As before, let's try summing with four temporary sums:

xor ecx, ecx     ; ecx  = i    = 0
mov esi, array
xorps xmm0, xmm0 ; xmm0 = sum1 = 0.0
xorps xmm1, xmm1 ; xmm1 = sum2 = 0.0
xorps xmm2, xmm2 ; xmm2 = sum3 = 0.0
xorps xmm3, xmm3 ; xmm3 = sum4 = 0.0

; top = sum0

begin:
addss xmm0, [esi+0]
addss xmm1, [esi+4]
addss xmm2, [esi+8]
addss xmm3, [esi+12]
addss xmm0, [esi+16]
addss xmm1, [esi+20]
addss xmm2, [esi+24]
addss xmm3, [esi+28]

add esi, 32
add ecx, 1
cmp ecx, 10000
jl begin ; if ecx < 10000, goto begin

; accumulate sums
addss xmm0, xmm1
addss xmm2, xmm3 ; this instruction happens in parallel with the one above
addss xmm0, xmm2

Here, the additions in the loop that depend on each other are 4 cycles apart, meaning the minimum latency is no longer a problem.
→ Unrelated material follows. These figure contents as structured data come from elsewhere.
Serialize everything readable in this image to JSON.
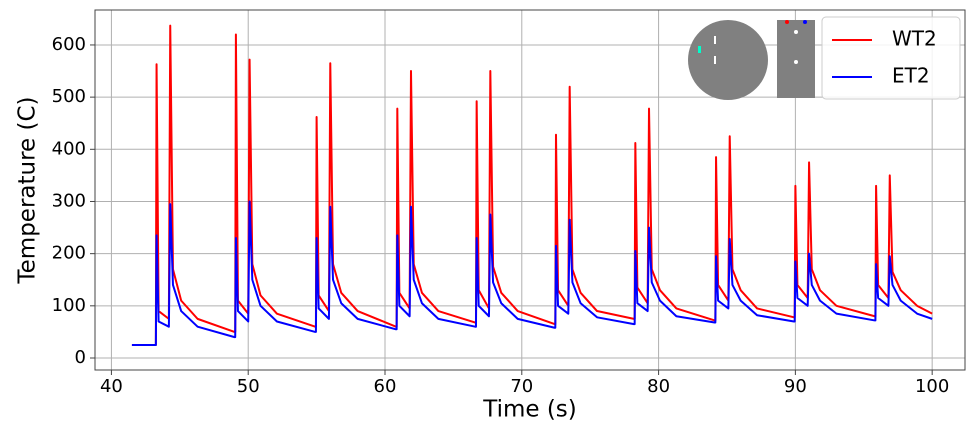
{
  "chart_data": {
    "type": "line",
    "xlabel": "Time (s)",
    "ylabel": "Temperature (C)",
    "x": [
      41.5,
      43.25,
      43.3,
      43.45,
      44.2,
      44.3,
      44.5,
      45.1,
      46.3,
      49.0,
      49.05,
      49.1,
      49.25,
      50.0,
      50.1,
      50.3,
      50.9,
      52.1,
      54.9,
      54.95,
      55,
      55.15,
      55.9,
      56,
      56.2,
      56.8,
      58,
      60.8,
      60.85,
      60.9,
      61.05,
      61.8,
      61.9,
      62.1,
      62.7,
      63.9,
      66.6,
      66.65,
      66.7,
      66.85,
      67.6,
      67.7,
      67.9,
      68.5,
      69.7,
      72.4,
      72.45,
      72.5,
      72.65,
      73.4,
      73.5,
      73.7,
      74.3,
      75.5,
      78.2,
      78.25,
      78.3,
      78.45,
      79.2,
      79.3,
      79.5,
      80.1,
      81.3,
      84.1,
      84.15,
      84.2,
      84.35,
      85.1,
      85.2,
      85.4,
      86,
      87.2,
      89.9,
      89.95,
      90,
      90.15,
      90.9,
      91,
      91.2,
      91.8,
      93,
      95.8,
      95.85,
      95.9,
      96.05,
      96.8,
      96.9,
      97.1,
      97.7,
      98.9,
      100
    ],
    "series": [
      {
        "name": "WT2",
        "color": "#ff0000",
        "values": [
          25,
          25,
          563,
          90,
          75,
          637,
          170,
          110,
          75,
          50,
          50,
          620,
          110,
          85,
          572,
          180,
          120,
          85,
          60,
          60,
          462,
          120,
          90,
          565,
          180,
          125,
          90,
          60,
          60,
          478,
          125,
          95,
          550,
          180,
          125,
          90,
          68,
          68,
          492,
          130,
          95,
          550,
          175,
          125,
          90,
          65,
          65,
          428,
          130,
          100,
          520,
          170,
          125,
          90,
          75,
          75,
          412,
          135,
          105,
          478,
          170,
          130,
          95,
          72,
          72,
          385,
          140,
          110,
          425,
          170,
          130,
          95,
          78,
          78,
          330,
          140,
          115,
          375,
          170,
          130,
          100,
          80,
          80,
          330,
          140,
          115,
          350,
          165,
          130,
          100,
          85
        ]
      },
      {
        "name": "ET2",
        "color": "#0000ff",
        "values": [
          25,
          25,
          235,
          70,
          60,
          295,
          140,
          90,
          60,
          40,
          40,
          230,
          90,
          70,
          300,
          150,
          100,
          70,
          50,
          50,
          230,
          95,
          75,
          290,
          150,
          105,
          75,
          55,
          55,
          235,
          100,
          80,
          290,
          150,
          105,
          75,
          60,
          60,
          230,
          100,
          80,
          275,
          145,
          105,
          75,
          58,
          58,
          215,
          100,
          85,
          265,
          145,
          105,
          78,
          65,
          65,
          205,
          105,
          90,
          250,
          145,
          110,
          80,
          68,
          68,
          195,
          110,
          95,
          228,
          140,
          110,
          82,
          70,
          70,
          185,
          115,
          100,
          200,
          140,
          110,
          85,
          72,
          72,
          180,
          115,
          100,
          195,
          140,
          110,
          85,
          75
        ]
      }
    ],
    "xlim": [
      38.8,
      102.4
    ],
    "ylim": [
      -23,
      667
    ],
    "xticks": [
      40,
      50,
      60,
      70,
      80,
      90,
      100
    ],
    "yticks": [
      0,
      100,
      200,
      300,
      400,
      500,
      600
    ],
    "grid": true,
    "legend": "upper right"
  }
}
This lets us hit the maximum addition rate of one per cycle.

Removing dependency chains is a critical part of optimizing on today's processors. The Core 2 processor has six execution units, three of which are fully 128-bit SIMD ALUs. If you can restructure your algorithm so calculations happen independently, you can take advantage of all of them. (And if you can pull off making full use of the Core 2's ALU capacity, you win.)

* BTW, it's sort of unrelated, but I couldn't help but link this article. Greg Pfister has an interesting comparison and history of SIMD vs. MIMD here. Ignore the terminology blathering and focus on the history of and influences on SIMD and MIMD over time.